Re: [PATCH 8/8] shmem,percpu_counter: add _limited_add(fbc, limit, amount)

From: Dennis Zhou
Date: Fri Oct 06 2023 - 18:59:39 EST


Hello,

On Thu, Oct 05, 2023 at 10:42:17PM -0700, Hugh Dickins wrote:
> On Thu, 5 Oct 2023, Chen, Tim C wrote:
>
> > >--- a/lib/percpu_counter.c
> > >+++ b/lib/percpu_counter.c
> > >@@ -278,6 +278,59 @@ int __percpu_counter_compare(struct
> > >percpu_counter *fbc, s64 rhs, s32 batch) }
> > >EXPORT_SYMBOL(__percpu_counter_compare);
> > >
> > >+/*
> > >+ * Compare counter, and add amount if the total is within limit.
> > >+ * Return true if amount was added, false if it would exceed limit.
> > >+ */
> > >+bool __percpu_counter_limited_add(struct percpu_counter *fbc,
> > >+ s64 limit, s64 amount, s32 batch) {
> > >+ s64 count;
> > >+ s64 unknown;
> > >+ unsigned long flags;
> > >+ bool good;
> > >+
> > >+ if (amount > limit)
> > >+ return false;
> > >+
> > >+ local_irq_save(flags);
> > >+ unknown = batch * num_online_cpus();
> > >+ count = __this_cpu_read(*fbc->counters);
> > >+
> > >+ /* Skip taking the lock when safe */
> > >+ if (abs(count + amount) <= batch &&
> > >+ fbc->count + unknown <= limit) {
> > >+ this_cpu_add(*fbc->counters, amount);
> > >+ local_irq_restore(flags);
> > >+ return true;
> > >+ }
> > >+
> > >+ raw_spin_lock(&fbc->lock);
> > >+ count = fbc->count + amount;
> > >+
> >
> > Perhaps we can fast path the case where for sure
> > we will exceed limit?
> >
> > if (fbc->count + amount - unknown > limit)
> > return false;
>
> Thanks, that sounds reasonable: I'll try to add something like that -
> but haven't thought about it carefully enough yet (too easy for me
> to overlook some negative case which messes everything up).
>
> Hugh
>

Sorry for the late chime in. I'm traveling right now.

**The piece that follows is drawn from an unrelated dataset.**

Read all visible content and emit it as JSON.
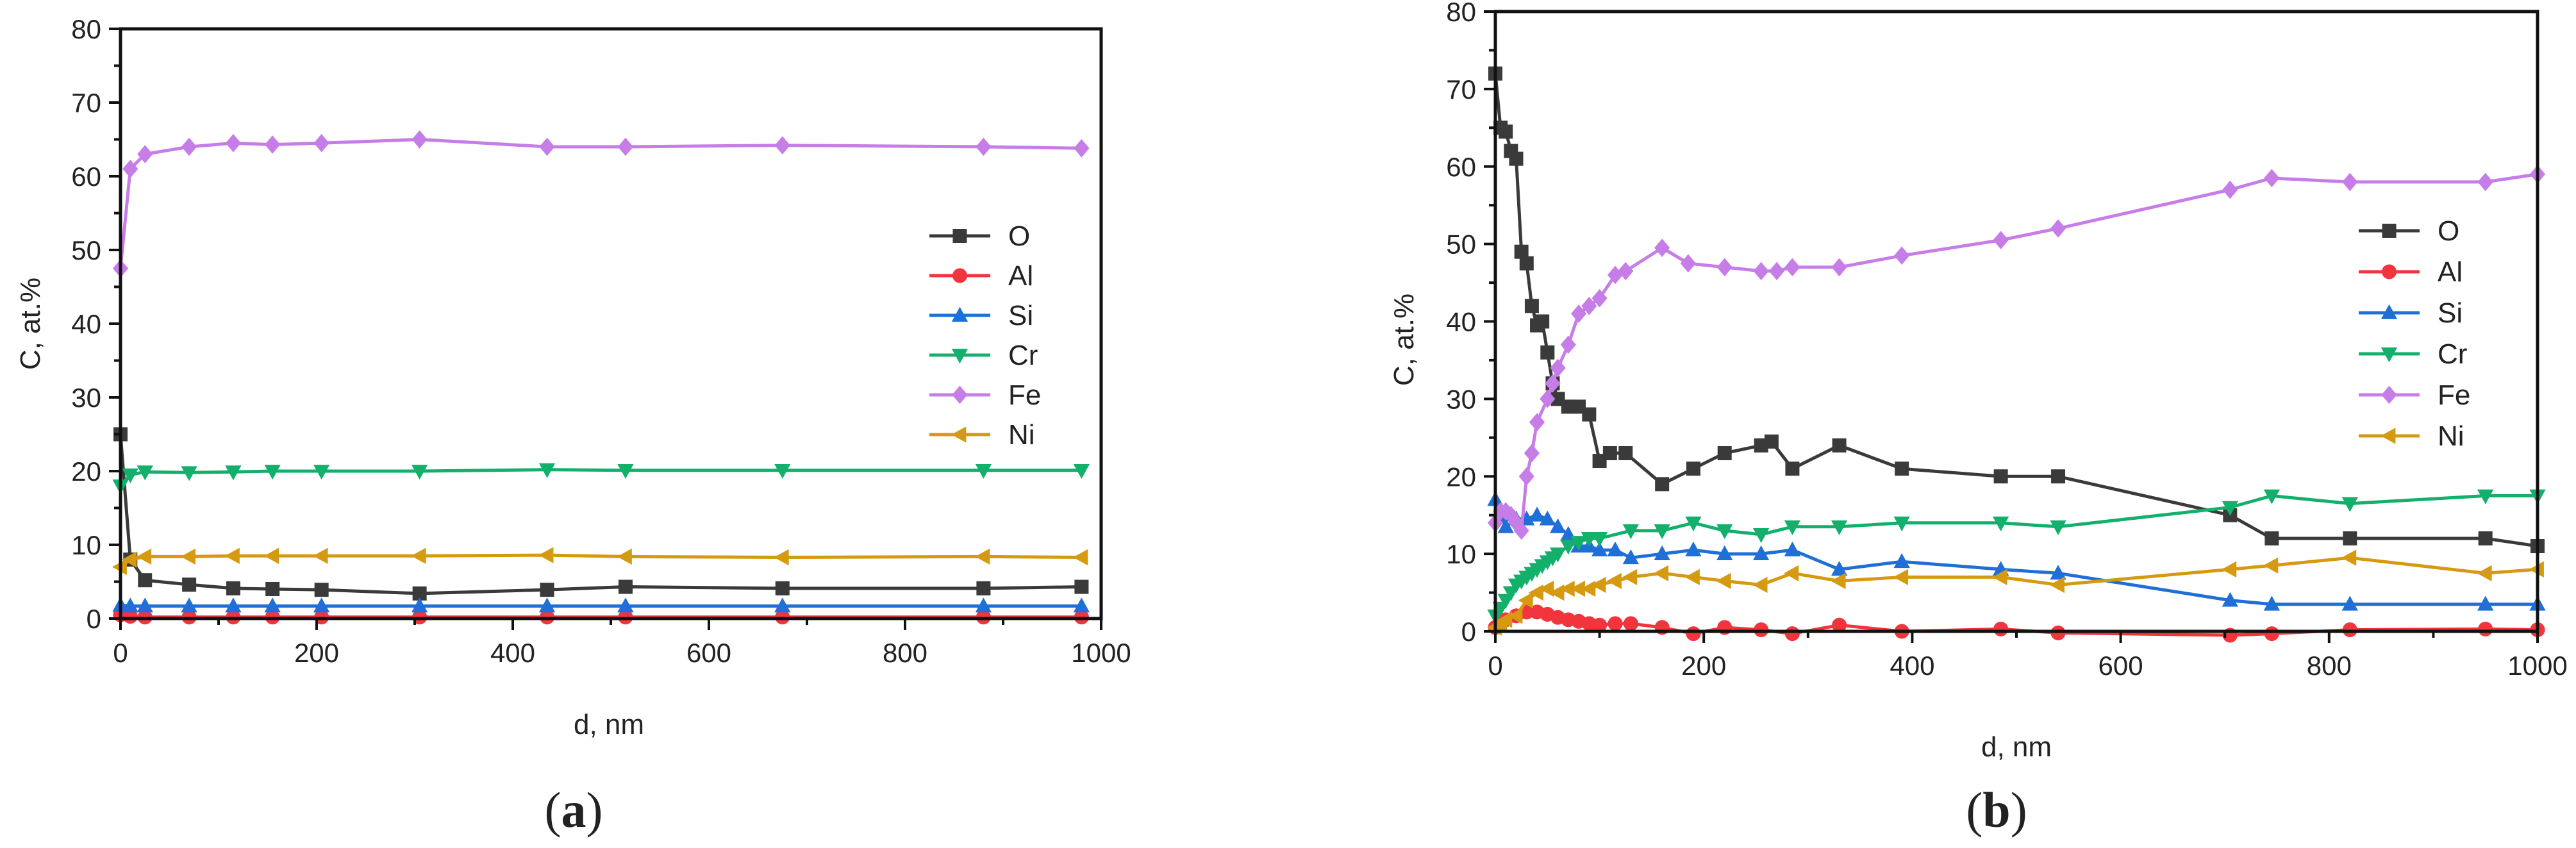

I haven't been super happy lately with percpu_counter as it has had a
few corner cases such as the cpu_dying_mask fiasco which I thought we
fixed with a series from tglx [1]. If not I can resurrect it and pull
it.

I feel like percpu_counter is deviating from its original intended
usecase which, from my perspective, was a thin wrapper around a percpu
variable. At this point we seem to be bolting onto percpu_counter
instead of giving it a clear focus for what it's supposed to do well.
I think I understand the use case, and ultimately it's kind of the
duality where I think it was xfs is using percpu_counters where it must
be > 0 for the value to make sense and there was a race condition with
cpu dying [2].

At this point, I think it's probably better to wholy think about the
lower bound and upper bound problem of percpu_counter wrt the # of
online cpus.

Thanks,
Dennis

[1] https://lore.kernel.org/lkml/20230414162755.281993820@xxxxxxxxxxxxx/
[2] https://lore.kernel.org/lkml/20230406015629.1804722-1-yebin@xxxxxxxxxxxxxxx/